A Fool and his Honey: an Aurora Teagarden mystery by Charlaine Harris
When Roe married her husband Martin, she took on a lot more family than she was used to, he being older than her and previously married to boot. When his niece shows up with a baby no one in the family will admit to knowing she had, and then just as mysteriously disappears, leaving behind the baby and a corpse that turns out to be her husband, Roe can't help but feel that this is taking family too far. She and Martin have to take care of the baby and investigate what happened to the niece. Can this case be resolved without tragedy? If you don't want to know, don't read my write-up of the next book in the series, below. Recommended.
The Automatic Detective by A. Lee Martinez
Empire City is the city of the future, at least if you live in the thirties or forties. There is mad science, robots, flying cars, robots, walking cars, robots, and mutants (or, in Marvel Comics terms, mutates--people who started out normal but gained strange powers and sometimes physical distortions from exposure to the afore-mentioned mad science and industrial waste), and did I mention the robots?
Mack Megaton is a robot. Built by a mad scientist to destroy the city, Mack somehow developed free will and turned against his creator. Now, still working his way towards citizenship, he drives a cab and lives a rather boring life, spending most of his off-duty time staring at the wall to avoid having to pay too much for power. His only friends are a fellow driver, a talking gorrilla, and the woman next door, who ties his bowtie for him each morning, Mack's fingers not being up to such fine manipulation. One day, though, the family is obviously being threatened by a stranger and Mack breaks it up; the daughter, a precognitive, gives Mack a picture that he attaches to his fridge. He never thinks to look at the back of the picture until an unexpected attack trashes his apartment and throws him into next door, which is empty and dark. On the back of the picture, the girl has written, "Find Us", which Mack sets out to do.

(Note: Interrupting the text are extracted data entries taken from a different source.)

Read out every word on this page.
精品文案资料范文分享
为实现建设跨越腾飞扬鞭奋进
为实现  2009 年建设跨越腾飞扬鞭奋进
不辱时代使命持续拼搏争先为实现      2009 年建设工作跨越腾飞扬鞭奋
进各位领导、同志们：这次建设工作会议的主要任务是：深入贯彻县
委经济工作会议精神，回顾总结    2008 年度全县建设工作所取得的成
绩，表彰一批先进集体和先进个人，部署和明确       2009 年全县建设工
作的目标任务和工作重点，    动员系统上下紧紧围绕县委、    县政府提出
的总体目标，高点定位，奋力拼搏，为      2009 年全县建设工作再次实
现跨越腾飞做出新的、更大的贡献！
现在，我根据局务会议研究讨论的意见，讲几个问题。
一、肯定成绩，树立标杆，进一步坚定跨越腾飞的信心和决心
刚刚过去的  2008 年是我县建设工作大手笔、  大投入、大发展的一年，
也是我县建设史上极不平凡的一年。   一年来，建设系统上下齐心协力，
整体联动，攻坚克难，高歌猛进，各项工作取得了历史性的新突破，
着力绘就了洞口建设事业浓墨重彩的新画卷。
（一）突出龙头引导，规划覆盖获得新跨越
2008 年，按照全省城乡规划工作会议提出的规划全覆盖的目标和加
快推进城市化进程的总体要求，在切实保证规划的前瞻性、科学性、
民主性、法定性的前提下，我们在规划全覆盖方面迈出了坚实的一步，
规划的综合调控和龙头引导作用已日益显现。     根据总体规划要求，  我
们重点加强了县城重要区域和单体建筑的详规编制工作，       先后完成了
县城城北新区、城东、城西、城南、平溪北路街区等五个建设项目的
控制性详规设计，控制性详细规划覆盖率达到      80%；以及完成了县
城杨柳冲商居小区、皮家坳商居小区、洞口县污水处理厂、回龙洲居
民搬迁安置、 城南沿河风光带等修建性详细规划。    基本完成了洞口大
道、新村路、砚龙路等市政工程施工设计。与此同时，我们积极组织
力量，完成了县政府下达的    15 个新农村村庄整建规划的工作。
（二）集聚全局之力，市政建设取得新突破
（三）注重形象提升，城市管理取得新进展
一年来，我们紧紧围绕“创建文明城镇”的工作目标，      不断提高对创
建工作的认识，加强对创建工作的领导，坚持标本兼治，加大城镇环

Of course, things are not that easy on the mean streets of Empire City, and the problem turns out to be about something deeper than a missing family . . .
Martinez writes marvellous light prose that I don't feel comfortable referring to as humour any more; like Terry Pratchett he has moved beyond that simplistic label. At the same time, you certainly wouldn't call this drama, either. I'd be willing to just go with 'great'. Highly recommended.
Last Scene Alive: an Aurora Teagarden mystery by Charlaine Harris
After the death of her husband at the end of the last book, Roe returns to Lawrenceton and settles down to mourning. I can't really find anything inthe book that suggests how long it's been since Martin's death, but the back of the book says it's been over a year. Anyway, she just wants to go on living her quiet life, but it seems she isn't going to get a chance to: her old friend and sometime boyfriend, author Robin Crusoe, is coming to town and he's bringing a film crew with him. It seems that his moderately successful book based on
Roe's first adventure is being filmed for a TV miniseries, and they plan to shoot on location. Despite herself, Roe gets sucked into watching the filming . . . and then the actor who was playing the role based on Roe is murdered.
Added complications are Roe's boss's new secretary, who just seems to not like Roe, and the fact that Martin's lazy, money-grubbing actor son is in town with a minor role in the film.
Like the rest of the series, recommended.